In our analysis, we have followed a rather different direction, by introducing a coevolution process where the specific choices of parameters (allowing populations to persist) is not relevant, genotypes are introduced in an explicit way and phenotypes are the same (as described by the kinetic parameters) for all genomes. What is the connection between spatially limited interactions and the enhanced presence of nested structures? In our study, the limited interactions among digital genomes associated to the presence of space play a key role in enhancing correlations and nestedness. We should expect that digital host genomes in a given neighborhood will also be relatively close among them through recent mutation events (in terms of Hamming distance) and exhibit closer ties with their parasites, which will also appear locally correlated. This necessarily helps enforcing the kind of correlations expected for nested graphs. The multiplicative nature of the arms race process necessarily creates spatial correlations that pervade nestedness. The most common string will also be more likely to be the target of a large number of close digital genomes, thus exhibiting a large number of links. Those nearest mutants will have less edges (given their smaller populations) but they are likely to be a subset of the most abundant string. This relationship can be extended to all levels in the cloud of digital genomes, and ultimately explains the observed pattern (a theoretical model will be presented elsewhere).

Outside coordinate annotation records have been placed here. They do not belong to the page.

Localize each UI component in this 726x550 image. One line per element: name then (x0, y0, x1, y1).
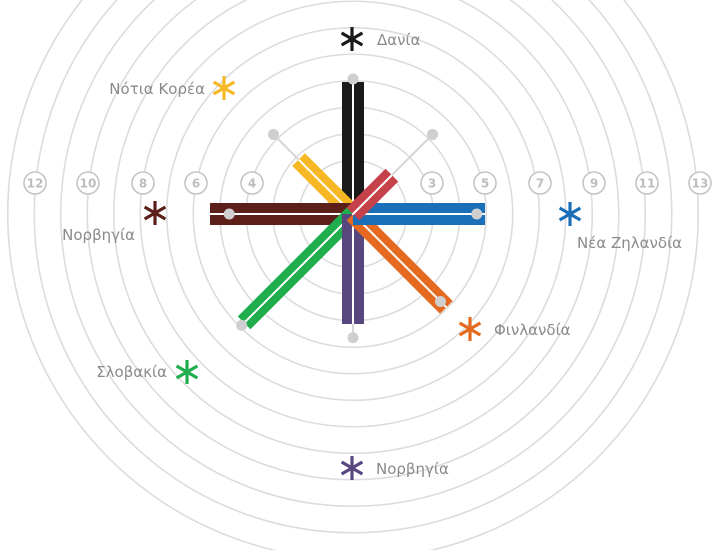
bar-5 (346, 207, 453, 314)
ring-label-text: 10 (80, 177, 97, 191)
asterisk-icon (212, 76, 236, 100)
reference-dot-0 (347, 73, 359, 85)
reference-dot-6 (471, 208, 483, 220)
bar-6 (353, 203, 485, 225)
bar-4 (342, 214, 364, 324)
ring-label-text: 3 (428, 177, 436, 191)
ring-label-badge (76, 171, 100, 195)
asterisk-icon (175, 360, 199, 384)
ring-label-right-0: 3 (420, 171, 444, 195)
reference-dot-2 (223, 208, 235, 220)
bar-center-line (352, 213, 448, 309)
country-name: Νορβηγία (376, 460, 449, 478)
ring-label-right-4: 11 (635, 171, 659, 195)
ring-12 (33, 0, 673, 534)
ring-label-badge (688, 171, 712, 195)
ring-label-badge (420, 171, 444, 195)
ring-label-left-4: 4 (240, 171, 264, 195)
ring-label-badge (582, 171, 606, 195)
ring-label-text: 6 (192, 177, 200, 191)
ring-label-right-2: 7 (528, 171, 552, 195)
ring-6 (192, 53, 514, 375)
bar-center-line (243, 213, 354, 324)
ring-label-text: 9 (590, 177, 598, 191)
reference-dot-3 (236, 319, 248, 331)
ring-label-right-5: 13 (688, 171, 712, 195)
ring-label-text: 8 (139, 177, 147, 191)
ring-label-badge (184, 171, 208, 195)
country-name: Δανία (377, 31, 421, 49)
ring-label-badge (635, 171, 659, 195)
asterisk-icon (340, 456, 364, 480)
ring-11 (60, 0, 646, 507)
country-label-4: Νορβηγία (340, 456, 449, 480)
ring-label-right-1: 5 (473, 171, 497, 195)
ring-label-text: 12 (27, 177, 44, 191)
ring-label-left-3: 6 (184, 171, 208, 195)
ring-label-badge (23, 171, 47, 195)
bar-center-line (352, 174, 393, 215)
reference-dot-5 (435, 296, 447, 308)
country-labels: Δανία Νότια Κορέα Νορβηγία Σλοβακία Νορβηγία… (62, 27, 682, 480)
asterisk-icon (143, 201, 167, 225)
asterisk-icon (458, 317, 482, 341)
country-label-5: Φινλανδία (458, 317, 571, 341)
ring-label-left-1: 10 (76, 171, 100, 195)
ring-13 (7, 0, 699, 550)
ring-label-left-0: 12 (23, 171, 47, 195)
ring-8 (139, 0, 567, 428)
bar-0 (342, 82, 364, 214)
country-label-2: Νορβηγία (62, 201, 167, 244)
bar-7 (346, 168, 399, 221)
ring-label-badge (473, 171, 497, 195)
country-label-3: Σλοβακία (96, 360, 199, 384)
country-name: Νότια Κορέα (109, 80, 205, 98)
ring-label-text: 4 (248, 177, 256, 191)
ring-label-badge (131, 171, 155, 195)
ring-label-text: 13 (692, 177, 709, 191)
ring-9 (113, 0, 593, 454)
asterisk-icon (340, 27, 364, 51)
ring-label-text: 11 (639, 177, 656, 191)
asterisk-icon (558, 202, 582, 226)
country-name: Σλοβακία (96, 363, 167, 381)
reference-dot-4 (347, 332, 359, 344)
reference-dot-7 (427, 128, 439, 140)
country-name: Νορβηγία (62, 226, 135, 244)
ring-label-right-3: 9 (582, 171, 606, 195)
reference-dot-1 (267, 128, 279, 140)
country-name: Νέα Ζηλανδία (577, 234, 682, 252)
bars (210, 73, 485, 344)
ring-labels: 12 10 8 6 4 3 5 7 9 11 13 (23, 171, 712, 195)
bar-3 (237, 207, 360, 330)
ring-label-left-2: 8 (131, 171, 155, 195)
country-label-6: Νέα Ζηλανδία (558, 202, 682, 252)
ring-label-text: 7 (536, 177, 544, 191)
ring-label-text: 5 (481, 177, 489, 191)
country-name: Φινλανδία (494, 321, 571, 339)
country-label-1: Νότια Κορέα (109, 76, 236, 100)
ring-label-badge (240, 171, 264, 195)
country-label-0: Δανία (340, 27, 421, 51)
ring-label-badge (528, 171, 552, 195)
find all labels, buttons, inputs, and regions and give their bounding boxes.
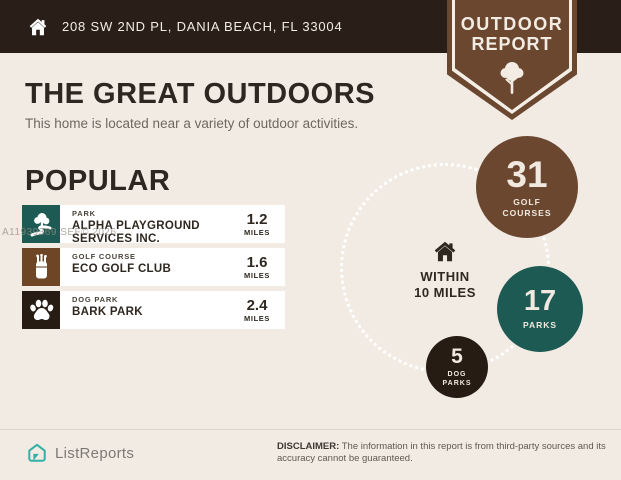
disclaimer-text: DISCLAIMER: The information in this repo… [277, 441, 607, 465]
park-icon-tile [22, 205, 60, 243]
park-tree-icon [30, 213, 52, 237]
golf-icon-tile [22, 248, 60, 286]
home-icon [29, 18, 47, 35]
mls-watermark: A11939369 SEF© 2026 [2, 227, 117, 238]
footer-divider [0, 429, 621, 430]
stat-value: 5 [451, 344, 463, 368]
outdoor-report-badge: OUTDOOR REPORT [447, 0, 577, 120]
dog-park-icon-tile [22, 291, 60, 329]
stat-label: PARKS [522, 320, 558, 331]
item-distance: 1.6 [246, 254, 268, 271]
popular-heading: POPULAR [25, 165, 171, 197]
item-category: GOLF COURSE [72, 252, 136, 261]
stat-label: GOLF COURSES [502, 196, 552, 218]
item-name: BARK PARK [72, 306, 143, 318]
stat-parks: 17 PARKS [497, 266, 583, 352]
item-name: ALPHA PLAYGROUND SERVICES INC. [72, 220, 200, 243]
listreports-brand: ListReports [27, 443, 134, 463]
disclaimer-body: The information in this report is from t… [277, 441, 606, 464]
page-title: THE GREAT OUTDOORS [25, 78, 376, 110]
stat-label: DOG PARKS [442, 370, 472, 387]
disclaimer-label: DISCLAIMER: [277, 441, 340, 452]
item-distance: 1.2 [246, 211, 268, 228]
radius-line2: 10 MILES [414, 285, 476, 300]
stat-dog-parks: 5 DOG PARKS [426, 336, 488, 398]
brand-name: ListReports [55, 444, 135, 462]
list-item-dog-park: DOG PARK BARK PARK 2.4 MILES [22, 291, 285, 329]
item-distance: 2.4 [246, 297, 268, 314]
badge-title-line2: REPORT [471, 34, 553, 54]
radius-label: WITHIN 10 MILES [395, 240, 495, 301]
listreports-logo-icon [28, 443, 46, 462]
item-category: PARK [72, 209, 96, 218]
stat-value: 17 [523, 285, 557, 318]
item-name: ECO GOLF CLUB [72, 263, 172, 275]
page-subtitle: This home is located near a variety of o… [25, 116, 359, 131]
badge-title-line1: OUTDOOR [460, 14, 564, 34]
item-category: DOG PARK [72, 295, 119, 304]
home-icon [434, 241, 456, 262]
radius-line1: WITHIN [420, 269, 470, 284]
stat-golf-courses: 31 GOLF COURSES [476, 136, 578, 238]
item-distance-unit: MILES [244, 228, 270, 237]
item-distance-unit: MILES [244, 271, 270, 280]
list-item-park: PARK ALPHA PLAYGROUND SERVICES INC. 1.2 … [22, 205, 285, 243]
golf-bag-icon [36, 254, 47, 279]
property-address: 208 SW 2ND PL, DANIA BEACH, FL 33004 [62, 19, 343, 34]
tree-icon [500, 62, 524, 94]
popular-list: PARK ALPHA PLAYGROUND SERVICES INC. 1.2 … [22, 205, 285, 334]
list-item-golf-course: GOLF COURSE ECO GOLF CLUB 1.6 MILES [22, 248, 285, 286]
paw-icon [29, 299, 53, 320]
item-distance-unit: MILES [244, 314, 270, 323]
stat-value: 31 [506, 153, 548, 195]
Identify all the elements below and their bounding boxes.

Despite its limitations, it is remarkable that such a simple set of assumptions recovers the nested organization of these antagonistic systems. As it occurs with other relevant properties, spatial dynamics makes a difference when explicitly included in the description of ecosystem interactions. The loss of nestedness when global mixing is allowed clearly supports our conjecture. Future work should consider different extensions of our model, including spatial heterogeneity (which could lead to modularity) or theoretical developments that might help determine the validity and implications of our neutral approximation. In particular, mean field models using homogeneous parameter sets (and thus effectively neutral couplings) should be studied. Since continuous models implicitly consider very large populations, the potential effects of fluctuations associated to our discrete and finite system could be analyzed.